Having not missed a World Cup since childhood, I’m still amazed by how much power this poor man’s sport has in bringing people together. Unless you’re hiding away in a cave, there is no way you won’t get sucked into endless conversations about the game, be it with your friends, partner, family, coworkers, neighbors and, yes, even with your dentist. Your dog will be fascinated watching the ball bouncing around too. And unlike politics, you won’t threaten to never to speak to your dad again when he casually tells you that he wants Portugal to win.
While living in France, Mexican artist Ángel Zárraga became fascinated with football, as a way to study and explore the human body and its movement. He completed numerous portraits of players, shown in glorified stances, in the heat of the match, training or unwinding after a game. The artist depicted men and women alike – the latter might have had something to do with Zárraga falling in love with Jeanette Ivanoff, a successful, Russian-born professional player.
In Futbolistas en el llano the Mexican artist depicted a dynamic moment during a football match.
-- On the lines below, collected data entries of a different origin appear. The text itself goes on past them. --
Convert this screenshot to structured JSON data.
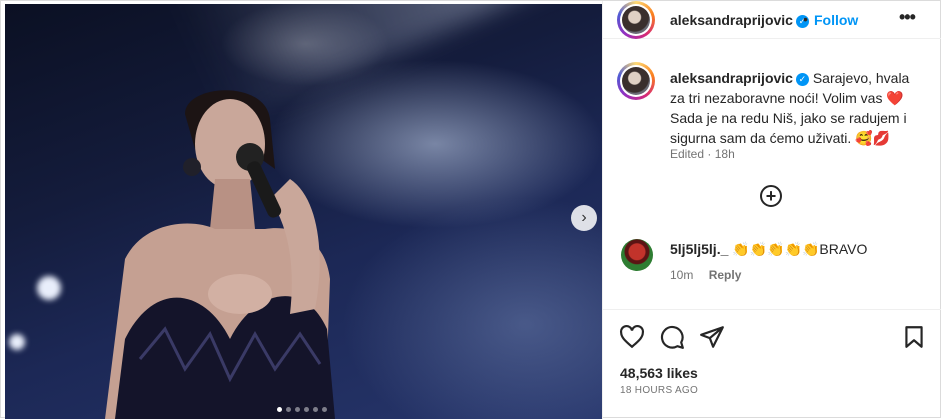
{
  "author": {
    "username": "aleksandraprijovic",
    "verified_icon": "verified-badge-icon",
    "follow_label": "Follow",
    "separator": "•"
  },
  "caption": {
    "username": "aleksandraprijovic",
    "line1": "Sarajevo, hvala za tri nezaboravne noći! Volim vas",
    "line2": "Sada je na redu Niš, jako se radujem i sigurna sam da ćemo uživati.",
    "emoji_heart": "❤️",
    "emoji_end": "🥰💋",
    "edited": "Edited",
    "dot": "·",
    "age": "18h"
  },
  "comment": {
    "username": "5lj5lj5lj._",
    "text": "👏👏👏👏👏BRAVO",
    "age": "10m",
    "reply_label": "Reply"
  },
  "stats": {
    "likes": "48,563 likes",
    "posted": "18 HOURS AGO"
  },
  "carousel": {
    "next_icon": "›",
    "dots": 6,
    "active_dot": 0
  },
  "icons": [
    "heart-icon",
    "comment-icon",
    "share-icon",
    "save-icon",
    "more-icon",
    "add-comment-icon",
    "chevron-right-icon"
  ],
  "colors": {
    "accent": "#0095f6",
    "text": "#262626",
    "muted": "#737373",
    "border": "#efefef"
  }
}
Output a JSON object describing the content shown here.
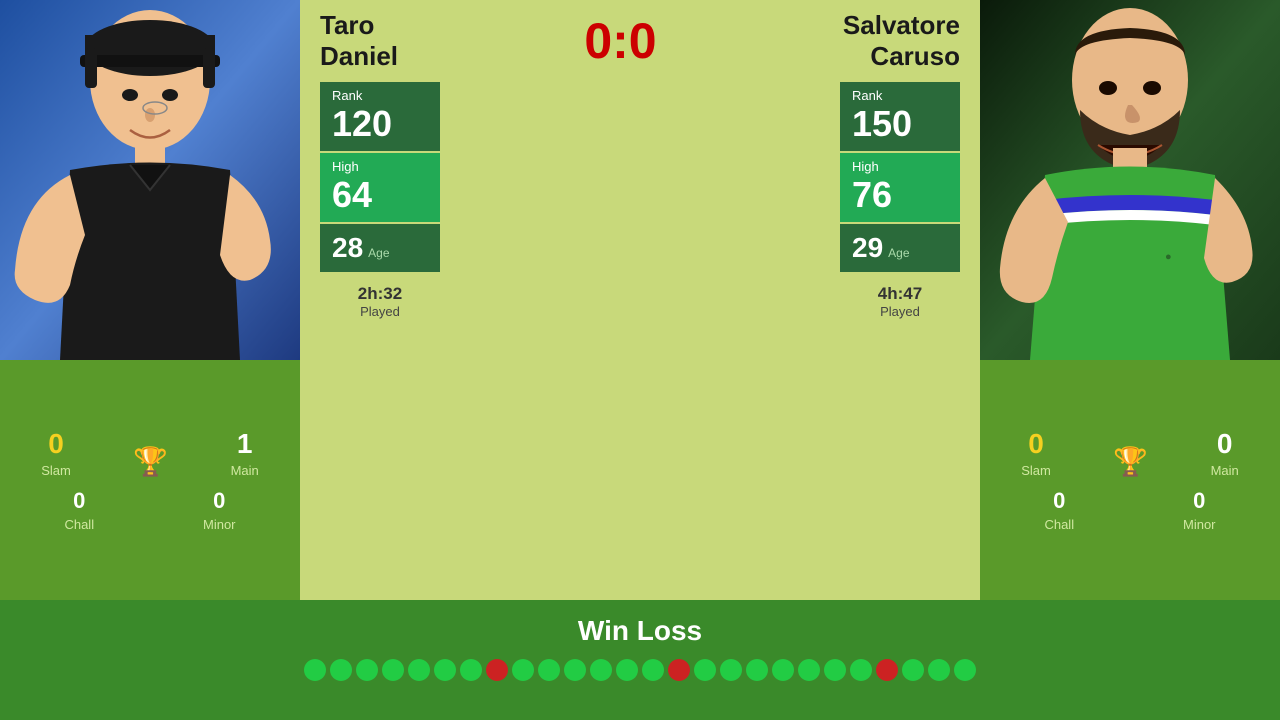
{
  "players": {
    "left": {
      "first_name": "Taro",
      "last_name": "Daniel",
      "rank_label": "Rank",
      "rank_value": "120",
      "high_label": "High",
      "high_value": "64",
      "age_value": "28",
      "age_label": "Age",
      "time_value": "2h:32",
      "time_label": "Played",
      "slam_label": "Slam",
      "slam_value": "0",
      "main_label": "Main",
      "main_value": "1",
      "chall_label": "Chall",
      "chall_value": "0",
      "minor_label": "Minor",
      "minor_value": "0"
    },
    "right": {
      "first_name": "Salvatore",
      "last_name": "Caruso",
      "rank_label": "Rank",
      "rank_value": "150",
      "high_label": "High",
      "high_value": "76",
      "age_value": "29",
      "age_label": "Age",
      "time_value": "4h:47",
      "time_label": "Played",
      "slam_label": "Slam",
      "slam_value": "0",
      "main_label": "Main",
      "main_value": "0",
      "chall_label": "Chall",
      "chall_value": "0",
      "minor_label": "Minor",
      "minor_value": "0"
    }
  },
  "score": {
    "display": "0:0"
  },
  "bottom": {
    "title": "Win Loss",
    "dots": [
      "green",
      "green",
      "green",
      "green",
      "green",
      "green",
      "green",
      "red",
      "green",
      "green",
      "green",
      "green",
      "green",
      "green",
      "red",
      "green",
      "green",
      "green",
      "green",
      "green",
      "green",
      "green",
      "red",
      "green",
      "green",
      "green"
    ]
  }
}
It might not be obvious at first, due to the way the painting has been tightly cropped, but the scene we’re watching is taking place just in front of the goal. We can’t actually see it, except for the vertical blue line to the left which indicates the goalpost. It explains why the goalkeeper in pink has his fists in the air, punching out the ball.
Zárraga does a wonderful job at capturing a whole sequence of events: the man in the far distance, nicely framed by the players in the foreground, sends a pass to his teammate with the green and purple jersey, who is too late to jump to the ball. Meanwhile, a defender has fallen to the ground – the man who looks completely unnatural in the lower half of the painting, as if posing for Men’s Vogue Magazine.
There is movement and speed suggested by the use of line and color; the goalkeeper and the forward, in particular, look rather blurred. The latter’s hands were left unfinished, as they blend in with the background. Meanwhile, up in the air we can see diagonal lines that accentuate the goalie’s arms, body and upward direction. His chest also looks blurred and unfinished, making it clear that we’re witnessing a progressive movement and not a fixed pose. The greens, pinks, reds and blues offer the scene a cheerful mood, something you’d expect from a lively, Sunday game.
Zárraga is largely unknown today, yet, for a while, his Parisian studio gathered some of the most talented personalities, including Pablo Picasso, Juan Gris, Georges Braque and Guillaume Apollinaire. He remains one of the first artists who revealed the world of football through paintings, at a time when this subject might have been considered out of place and before the popularity of the sport had reached its heights.